Community Bank reports first quarter earnings growth
SYRACUSE – Community Bank System, Inc. reported first quarter 2013 net income of $20.2 million, an increase of 7.5 percent compared with $18.8 million earned for the first quarter of 2012. Diluted earnings per share totaled $0.50 for the first quarter, up 4.2 percent from $0.48 reported in the first quarter 2012. Net income and earnings per share were the highest ever recorded by the company in a first quarter.

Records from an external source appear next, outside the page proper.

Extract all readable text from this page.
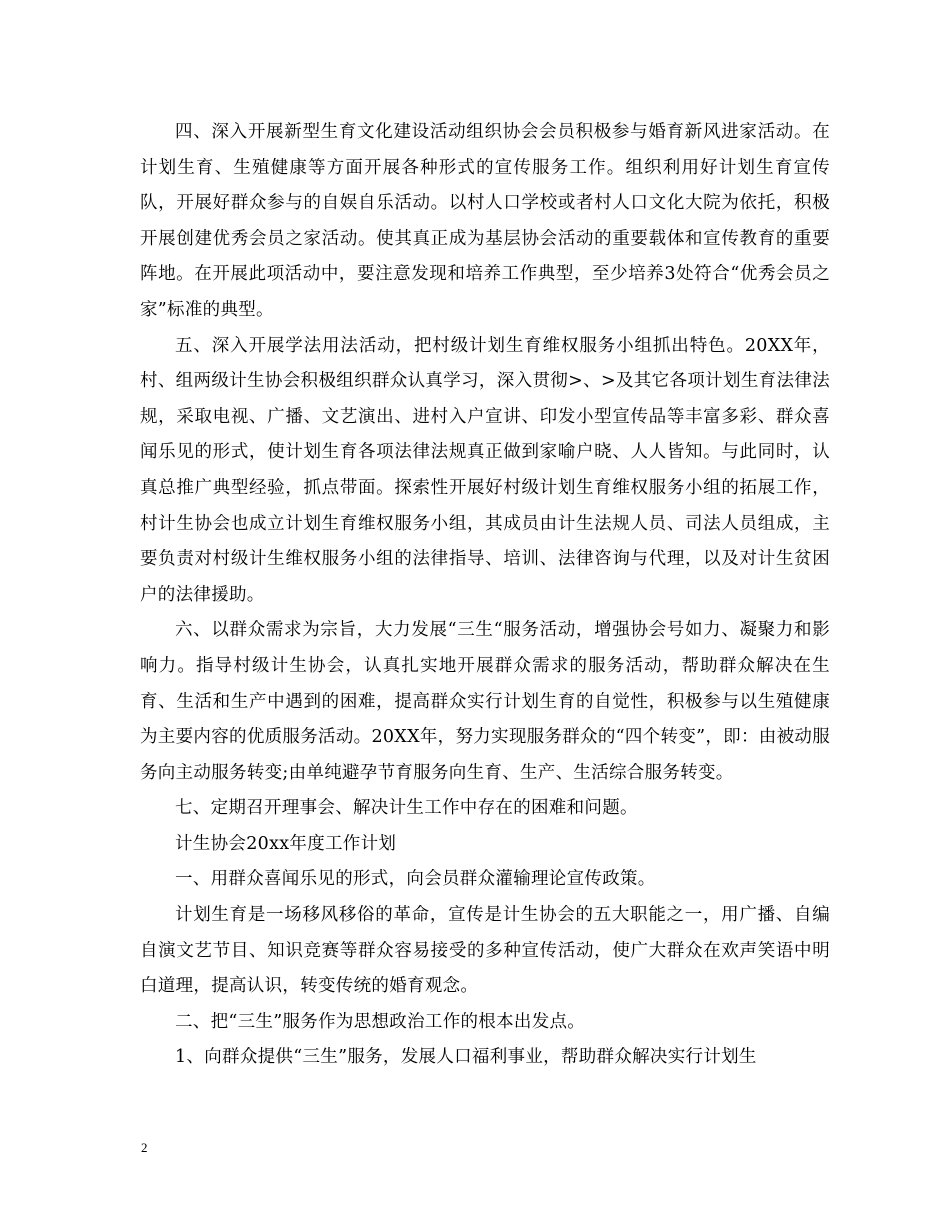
四、深入开展新型生育文化建设活动组织协会会员积极参与婚育新风进家活动。在计划生育、生殖健康等方面开展各种形式的宣传服务工作。组织利用好计划生育宣传队，开展好群众参与的自娱自乐活动。以村人口学校或者村人口文化大院为依托，积极开展创建优秀会员之家活动。使其真正成为基层协会活动的重要载体和宣传教育的重要阵地。在开展此项活动中，要注意发现和培养工作典型，至少培养3处符合“优秀会员之家”标准的典型。

五、深入开展学法用法活动，把村级计划生育维权服务小组抓出特色。20XX年，村、组两级计生协会积极组织群众认真学习，深入贯彻>、>及其它各项计划生育法律法规，采取电视、广播、文艺演出、进村入户宣讲、印发小型宣传品等丰富多彩、群众喜闻乐见的形式，使计划生育各项法律法规真正做到家喻户晓、人人皆知。与此同时，认真总推广典型经验，抓点带面。探索性开展好村级计划生育维权服务小组的拓展工作，村计生协会也成立计划生育维权服务小组，其成员由计生法规人员、司法人员组成，主要负责对村级计生维权服务小组的法律指导、培训、法律咨询与代理，以及对计生贫困户的法律援助。

六、以群众需求为宗旨，大力发展“三生“服务活动，增强协会号如力、凝聚力和影响力。指导村级计生协会，认真扎实地开展群众需求的服务活动，帮助群众解决在生育、生活和生产中遇到的困难，提高群众实行计划生育的自觉性，积极参与以生殖健康为主要内容的优质服务活动。20XX年，努力实现服务群众的“四个转变”，即：由被动服务向主动服务转变;由单纯避孕节育服务向生育、生产、生活综合服务转变。

七、定期召开理事会、解决计生工作中存在的困难和问题。

计生协会20xx年度工作计划

一、用群众喜闻乐见的形式，向会员群众灌输理论宣传政策。

计划生育是一场移风移俗的革命，宣传是计生协会的五大职能之一，用广播、自编自演文艺节目、知识竞赛等群众容易接受的多种宣传活动，使广大群众在欢声笑语中明白道理，提高认识，转变传统的婚育观念。

二、把“三生”服务作为思想政治工作的根本出发点。

1、向群众提供“三生”服务，发展人口福利事业，帮助群众解决实行计划生

2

Total revenue for the first quarter was $84.5 million, an increase of $7.2 million, or 9.2 percent, over the first quarter 2012. Higher revenue was principally the result of an 11.6 percent increase in average earning assets, partially offset by a 10-basis point decline in the company’s net interest margin. Increased net interest income was coupled with higher non-interest income from increased deposit accounts and balances, along with solid organic growth in wealth management and benefits administration services. Balance sheet growth was driven by the acquisition of HSBC and First Niagara branches in the third quarter 2012, as well as solid organic expansion over the past four quarters. The quarterly provision for loan losses of $1.4 million was $0.3 million lower than the first quarter of 2012, reflective of lower net charge-offs and the continuation of generally stable and favorable asset quality metrics. Total operating expenses of $54.6 million for the quarter were $5.1 million, or 10.4 percent, higher than the first quarter of 2012, reflective of the additional operating costs associated with the completed branch acquisitions.
“Community Bank’s team began 2013 with strong momentum, producing record operating performance for a first quarter period,” said President and Chief Executive Officer Mark E. Tryniski. “Our results continued to reflect successful efforts to efficiently grow our balance sheet and revenue sources, both organically and through acquisitions. Non-interest income growth remained robust during the quarter reflecting solid performances by our benefit plan services and wealth management groups as well as year-over-year growth in our deposit service fees. We were also pleased with the outcome of a balance sheet restructuring which reduced borrowings and investment securities, and which we believe provides both qualitative and economic benefit for shareholders. In 2013 we will continue to execute our long-term approach to value creation with a focus on expansion of the Company’s earnings power and dividend capacity in all economic environments.”
First quarter 2013 net interest income was $58.4 million, an increase of $4.5 million, or 8.4 percent, compared to the first quarter of 2012. Growth in net interest income was principally the result of a $680.1 million, or 11.6 percent, increase in average interest-earning assets, comprised of an additional $406.5 million in average loans, from both organic and acquired sources, and an increase of $273.6 million in investment securities (including cash equivalents). Growth in average earning assets was partially offset by a 10-basis point decline in the Company’s net interest margin to 3.86 percent, versus the first quarter of 2012. Lower market interest rates drove a 45-basis point decline in earning asset yields, while the first quarter cost of funds fell by 35 basis points compared to the prior year quarter. Lower interest costs were enhanced by a $617.1 million increase in average interest-bearing deposits and a decrease in average borrowings of $173.3 million.
First quarter non-interest income increased $2.6 million to $26.1 million, representing an increase of 11.3 percent compared to last year’s first quarter. Deposit service revenues grew $1.2 million, or 11.8 percent, to $11.6 million, comprising nearly half of the increase in total non-interest income. Core deposit account growth of 21 percent drove the improvement, reflecting the benefit of the branch acquisitions and organic growth across the franchise. Employee benefits administration and consulting revenues grew 8.9 percent to $9.8 million from new customer additions, favorable market conditions and growth from our Metro New York area business acquired in December 2011. Wealth management revenues were up $0.6 million, or 18.1 percent, over first quarter 2012, driven by solid gains in trust services, asset management and advisory services, and favorable market conditions.
Quarterly operating expenses of $54.6 million increased $5.1 million, or 10.4 percent, over the first quarter of 2012, principally reflecting the recurring operating expenses of the branches acquired in the third quarter of 2012. Salaries and employee benefits grew $3.1 million, or 11.2 percent, from acquisition growth and current year merit increases. Occupancy costs grew 9.3 percent primarily as a result of the branch acquisitions. Cost increases reflected a higher number of branches as well as higher maintenance costs required to operate the entire branch network in more severe winter conditions compared to the first quarter of 2012. Other expenses further reflected the increased costs of operating an expanded franchise, with total other expenses rising $1.7 million, or 11.7 percent. The increase included higher marketing and business development costs including concentrated efforts in the Company’s newer and expanded markets, while higher FDIC costs were driven by the growth of the balance sheet.
The first quarter 2013 effective income tax rate of 29.2 percent increased 70 basis points compared to 28.5 percent in last year’s first quarter, reflecting a higher proportion of income being generated from fully taxable sources.